Она не ответила. Она прожигала его взглядом. Их застилало туманом. Боже мой, она сказала это всерьез. А что же он на это ответит? Неужели и вправду она в него влюбилась?

— Ты что, серьезно? — спросил он.

— А какой я тебе кажусь, серьезной? О, да, действительно. — Чтобы подчеркнуть это, безупречная слеза выкатилась из безупречного глаза.

— Может, пойдем к морю, прогуляемся? — предложил он. Он бросил деньги на стол и поднялся. Подобный разговор не нуждался в свидетелях.

Она смиренно шла рядом с ним, следуя сценарию своей новой роли скромной, отвергнутой любовницы. Они перешли через дорогу и под пальмами прошли к берегу. Сквозь вершины пальм мерцало солнце, бросая вниз световые пятна. Над океаном висела дымка. День обещал быть жарким.

— Может, нам заняться подготовкой к завтрашнему дню? Как-нибудь потренироваться? — внезапно предложил Роб. Ему хотелось сменить тему. Слова «выйти замуж» все еще вибрировали у него в мозгу. К первоначальному шоку теперь примешивалось что-то еще. Трепетное. Лайза Родригес, идущая с ним рядом, хотела выйти за него замуж. Лайза Родригес, самая красивая девушка на всем белом свете.

— Мы можем потренироваться, конечно, — сказала Лайза. Теперь она улыбалась, а слезинка, как светящаяся памятка, виднелась на ее высокой скуле.

— Как? — спросил Роб.

— Мы можем поцеловаться. Нам предстоит это делать очень много.

— Здесь, на глазах у всех? — Впрочем, он не отказывался.

— Моделям приходится делать публично все, что угодно.

Она наклонилась к нему ближе, чтобы показать, что приходится делать моделям, и тут вдруг Роб почувствовал, что устал сопротивляться.

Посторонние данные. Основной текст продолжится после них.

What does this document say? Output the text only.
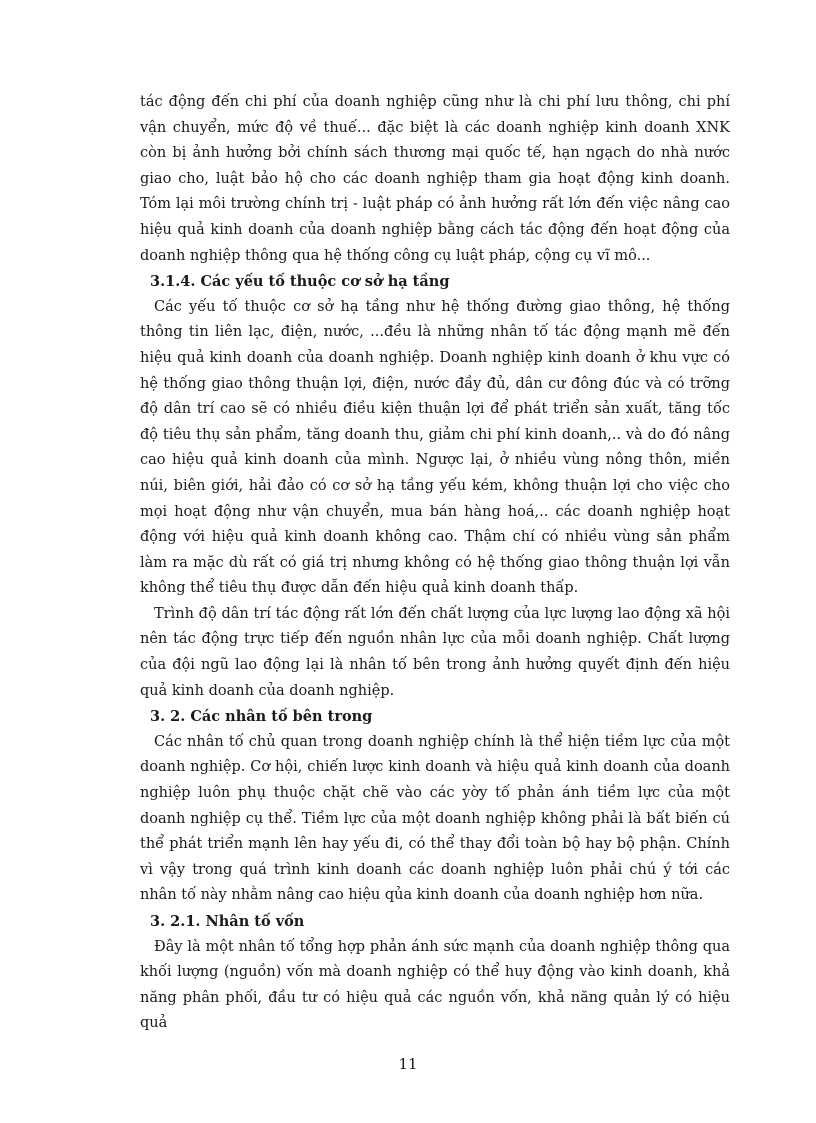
tác động đến chi phí của doanh nghiệp cũng như là chi phí lưu thông, chi phí vận chuyển, mức độ về thuế... đặc biệt là các doanh nghiệp kinh doanh XNK còn bị ảnh hưởng bởi chính sách thương mại quốc tế, hạn ngạch do nhà nước giao cho, luật bảo hộ cho các doanh nghiệp tham gia hoạt động kinh doanh. Tóm lại môi trường chính trị - luật pháp có ảnh hưởng rất lớn đến việc nâng cao hiệu quả kinh doanh của doanh nghiệp bằng cách tác động đến hoạt động của doanh nghiệp thông qua hệ thống công cụ luật pháp, cộng cụ vĩ mô...

3.1.4. Các yếu tố thuộc cơ sở hạ tầng

Các yếu tố thuộc cơ sở hạ tầng như hệ thống đường giao thông, hệ thống thông tin liên lạc, điện, nước, ...đều là những nhân tố tác động mạnh mẽ đến hiệu quả kinh doanh của doanh nghiệp. Doanh nghiệp kinh doanh ở khu vực có hệ thống giao thông thuận lợi, điện, nước đầy đủ, dân cư đông đúc và có trỡng độ dân trí cao sẽ có nhiều điều kiện thuận lợi để phát triển sản xuất, tăng tốc độ tiêu thụ sản phẩm, tăng doanh thu, giảm chi phí kinh doanh,.. và do đó nâng cao hiệu quả kinh doanh của mình. Ngược lại, ở nhiều vùng nông thôn, miền núi, biên giới, hải đảo có cơ sở hạ tầng yếu kém, không thuận lợi cho việc cho mọi hoạt động như vận chuyển, mua bán hàng hoá,.. các doanh nghiệp hoạt động với hiệu quả kinh doanh không cao. Thậm chí có nhiều vùng sản phẩm làm ra mặc dù rất có giá trị nhưng không có hệ thống giao thông thuận lợi vẫn không thể tiêu thụ được dẫn đến hiệu quả kinh doanh thấp.

Trình độ dân trí tác động rất lớn đến chất lượng của lực lượng lao động xã hội nên tác động trực tiếp đến nguồn nhân lực của mỗi doanh nghiệp. Chất lượng của đội ngũ lao động lại là nhân tố bên trong ảnh hưởng quyết định đến hiệu quả kinh doanh của doanh nghiệp.

3. 2. Các nhân tố bên trong

Các nhân tố chủ quan trong doanh nghiệp chính là thể hiện tiềm lực của một doanh nghiệp. Cơ hội, chiến lược kinh doanh và hiệu quả kinh doanh của doanh nghiệp luôn phụ thuộc chặt chẽ vào các yờy tố phản ánh tiềm lực của một doanh nghiệp cụ thể. Tiềm lực của một doanh nghiệp không phải là bất biến cú thể phát triển mạnh lên hay yếu đi, có thể thay đổi toàn bộ hay bộ phận. Chính vì vậy trong quá trình kinh doanh các doanh nghiệp luôn phải chú ý tới các nhân tố này nhằm nâng cao hiệu qủa kinh doanh của doanh nghiệp hơn nữa.

3. 2.1. Nhân tố vốn

Đây là một nhân tố tổng hợp phản ánh sức mạnh của doanh nghiệp thông qua khối lượng (nguồn) vốn mà doanh nghiệp có thể huy động vào kinh doanh, khả năng phân phối, đầu tư có hiệu quả các nguồn vốn, khả năng quản lý có hiệu quả

11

Ее лицо находилось так близко. Губы казались такими милыми. Одного ее утреннего запаха было достаточно, чтобы заставить его захотеть ее. Он закрыл глаза, предоставляя ей сделать это. Она знала все такие вещи. Разбиралась в них гораздо лучше, чем он.

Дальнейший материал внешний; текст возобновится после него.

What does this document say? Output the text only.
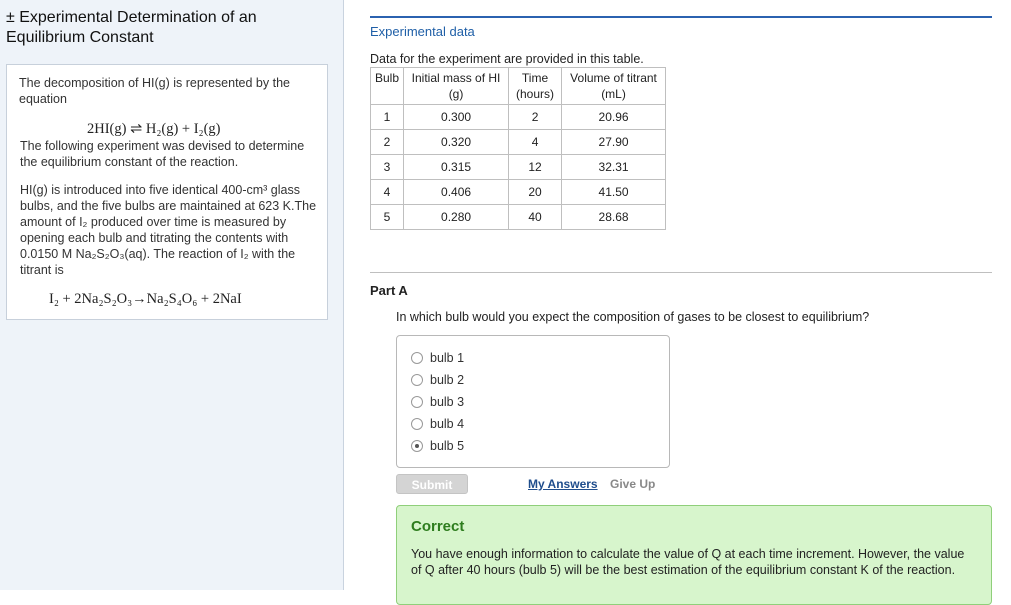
± Experimental Determination of an Equilibrium Constant

The decomposition of HI(g) is represented by the equation

2HI(g) ⇌ H₂(g) + I₂(g)

The following experiment was devised to determine the equilibrium constant of the reaction.

HI(g) is introduced into five identical 400-cm³ glass bulbs, and the five bulbs are maintained at 623 K.The amount of I₂ produced over time is measured by opening each bulb and titrating the contents with 0.0150 M Na₂S₂O₃(aq). The reaction of I₂ with the titrant is

I₂ + 2Na₂S₂O₃→Na₂S₄O₆ + 2NaI
Experimental data
Data for the experiment are provided in this table.
Bulb	Initial mass of HI (g)	Time (hours)	Volume of titrant (mL)
1	0.300	2	20.96
2	0.320	4	27.90
3	0.315	12	32.31
4	0.406	20	41.50
5	0.280	40	28.68
Part A
In which bulb would you expect the composition of gases to be closest to equilibrium?
bulb 1
bulb 2
bulb 3
bulb 4
bulb 5
Submit	My Answers Give Up
Correct
You have enough information to calculate the value of Q at each time increment. However, the value of Q after 40 hours (bulb 5) will be the best estimation of the equilibrium constant K of the reaction.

С закрытыми глазами, освещенный солнцем, он ощутил, как ее дыхание слилось с его. Она держала его крепко, пока целовала, словно не хотела отпускать, словно ее руки были цепями, чтобы удерживать его вечно. Она была немыслимо нежной. Это была не Лайза. Это была другая, красивая, маленькая девочка, в испуге прижавшая к себе ночью плюшевого медведя. Ее уста, казалось, умоляли. Забудь, кто я. Забудь, что я из себя представляю. Верь моему телу. Верь, что я люблю тебя. С ним так и нужно было себя вести. Его сопротивление таяло. Его изголодавшийся рот впился в нее. Она стискивала его с прежней силой, руки ее закутали его, он весь прижался к ней, и изгибы ее тела находились в созвучии с его невинностью, образуя тайную гармонию разумной страсти. Потом он наклонился к ней, по-прежнему ее пленник, и отведал еще раз ее опасной сладости. Она проникла в его сознание, как ее язычок проник в его рот. Он открыл глаза и увидел ее широко распахнутые глаза, наконец-то искренние, не играющие ни в какую игру, прямые дорожки в ее душу. Он мог видеть в них любовь. Она лежала в сияющем, мерцающем озере, а вокруг их обступала высокая листва ее ранимости. Эта девушка так много знала о том, как заниматься любовью, но так мало о самой любви. И этот парадокс читался в ее глазах. Она казалась испуганной, словно в чужой стране, языка которой не знала.